Lose $400 million a year!Micron announces termination of 3D XPoint business, sale of chip factory

Micron announced today that it will sell its 3D XPoint flash memory chip fab in Lehi, Utah, with plans to sell the fab by the end of 2021 and exit the 3D XPoint technology business entirely.

Micron will discontinue all further development of products based on 3D XPoint technology due to insufficient demand and insufficient market size to justify continued investment in large-scale commercialization of 3D XPoint technology. It is understood that Micron has lost $400 million in the 3D XPoint product line this year.

 Lose $400 million a year!Micron announces termination of 3D XPoint business, sale of chip factory

What kind of technology is 3D XPoint? 3D XPoint technology is a revolutionary storage technology jointly developed by Intel and Micron for 10 years. It first announced the results of its cooperation in 2015. In 2018, the two parties ended the joint development work.
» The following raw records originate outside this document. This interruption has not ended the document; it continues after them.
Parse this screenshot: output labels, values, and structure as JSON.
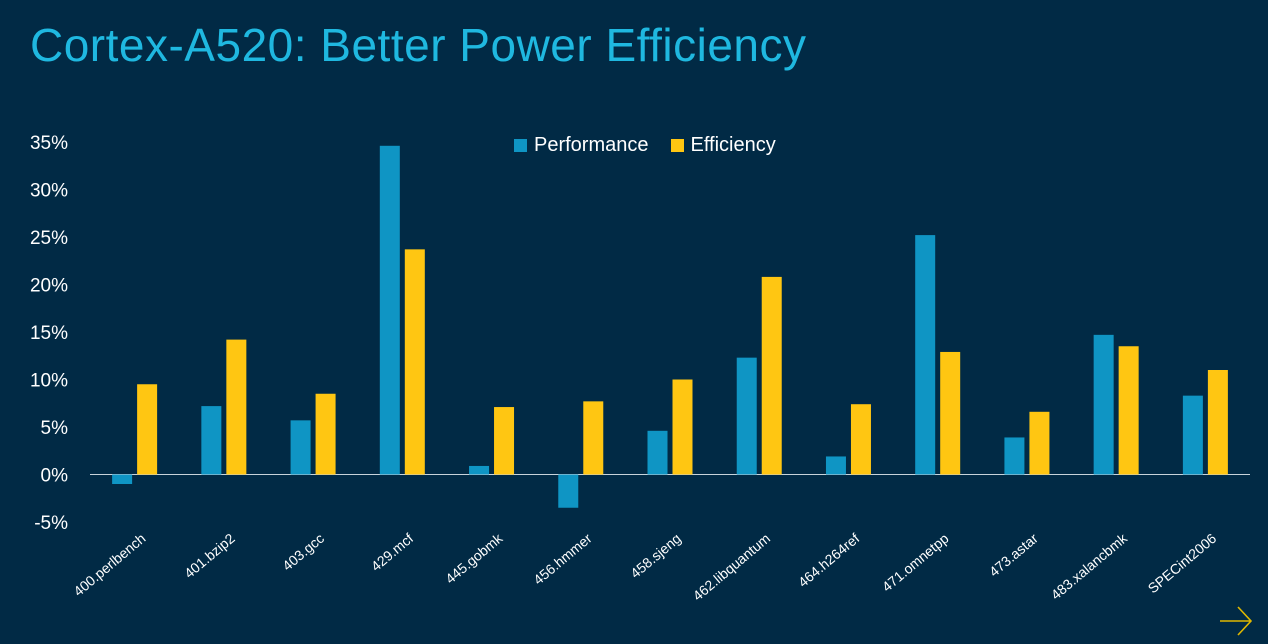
{
  "title": "Cortex-A520: Better Power Efficiency",
  "colors": {
    "background": "#012a45",
    "title": "#1fb8e0",
    "performance": "#0f95c4",
    "efficiency": "#ffc612",
    "text": "#ffffff",
    "arrow": "#e0b800"
  },
  "chart_data": {
    "type": "bar",
    "categories": [
      "400.perlbench",
      "401.bzip2",
      "403.gcc",
      "429.mcf",
      "445.gobmk",
      "456.hmmer",
      "458.sjeng",
      "462.libquantum",
      "464.h264ref",
      "471.omnetpp",
      "473.astar",
      "483.xalancbmk",
      "SPECint2006"
    ],
    "series": [
      {
        "name": "Performance",
        "values": [
          -1.0,
          7.2,
          5.7,
          34.6,
          0.9,
          -3.5,
          4.6,
          12.3,
          1.9,
          25.2,
          3.9,
          14.7,
          8.3
        ]
      },
      {
        "name": "Efficiency",
        "values": [
          9.5,
          14.2,
          8.5,
          23.7,
          7.1,
          7.7,
          10.0,
          20.8,
          7.4,
          12.9,
          6.6,
          13.5,
          11.0
        ]
      }
    ],
    "yticks": [
      "-5%",
      "0%",
      "5%",
      "10%",
      "15%",
      "20%",
      "25%",
      "30%",
      "35%"
    ],
    "ylim": [
      -5,
      35
    ],
    "legend_position": "top-center",
    "grid": false
  }
}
Micron bought out Intel’s corresponding business for $1.5 billion. . Although Intel continues to use 3D XPoint flash memory chips in its Optane product line, it relies on Micron for supply, and the supply agreement between the two parties will end at the end of this year. Micron intends to retain all of its intellectual property rights related to 3D XPoint, which will not be changed by the sale of the 3D XPoint flash chip factory. Intel will take over?

Intel makes 3D XPoint flash chips for its Optane product line in a New Mexico fab, but it’s unclear how many. Although Intel has sold the NAND flash memory business to SK Hynix, it may still take over Micron’s fab to ensure the supply of its own product lines. After all, Intel still provides related products using 3D XPoint technology in enterprise product lines such as data centers. product.


Micron has announced several storage devices based on 3D XPoint flash chips, such as the X100, but it has never been officially listed, making Intel the only supplier to sell products using 3D XPoint flash chips.

Micron said it will shift its focus to developing memory products that support the Compute Express Link (CXL) standard in the future. As CXL is an open memory standard, Micron plans to invest its R&D achievements and resources in 3D XPoint technology.